God Bless Doctor Helen

And god bless MSN health that shows us that being a carnivore is about as healthy as going vegan (H/T Dr. helen)

My tour guide to the results is George Rodgers, M.D., the company’s president and chief medical director. After some small talk about my eating idiosyncrasies, we review the cancer biomarkers. He explains that from PSA (prostate-specific antigen) to CEA (carcinoembryonic antigen), my scores are all within the normal range. I’m relieved, especially when I learn that CEA is a biomarker for colon cancer: The disease killed my grandmother, which makes me 1 1/2 times more likely to grow my own polyps than someone with a clean family history. Several years ago, a gastroenterologist took a look-see in my large intestine, and I received a passing grade. Now that I have this CEA result, I almost start to feel a little cocky.

Dr. Rodgers has the cure for that. He points out that even though I try to compensate with whole grains, the dearth of roughage in my diet could be laying the mutagenic groundwork for future tumors.

“Studies have shown that high-fiber diets are protective with regard to colon cancer,” he says. “But even in non-fiber eaters, the cancer doesn’t usually appear until the sixth or seventh decade of life.”

The remainder of the report seems positive. One by one, Dr. Rodgers checks off “low risk” ratings for dozens of biomarkers representing a variety of categories, including diabetes and inflammation. Then, just as my confidence is climbing again, he brings up my cardiovascular scores.

“The only small issue is an elevation in your LDL,” he says. “This is the ‘bad’ cholesterol. It’s best to have an LDL of less than 100. However, at 121, yours isn’t too elevated; it’s just not optimal.”

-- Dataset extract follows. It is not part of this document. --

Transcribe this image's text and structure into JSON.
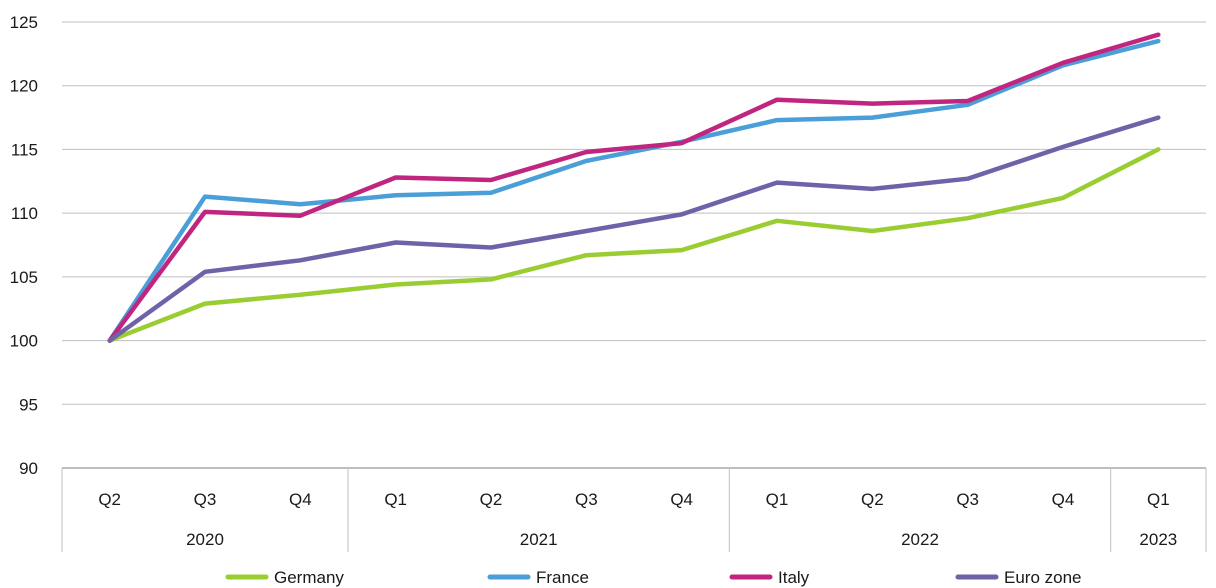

This bothers me, though it shouldn’t. Not only do I avoid fruits and vegetables, but I’m also allergic to exercise, managing to go months at a time without budging my resting heart rate. So, if anything, I should be grateful that the few cardioprotective measures I do employ—monounsaturated fats, fish oil, green tea, a multivitamin—are helping to intercept my invitation to atherosclerosis.

But for how long? Dr. Rodgers offers one final assessment.

“Perhaps your diet is not ideal as a long-term strategy, but you are healthy now,” he says. “In fact, I would say that you are as healthy as our vegetarian clients.”

I wonder what this says about vegetarians.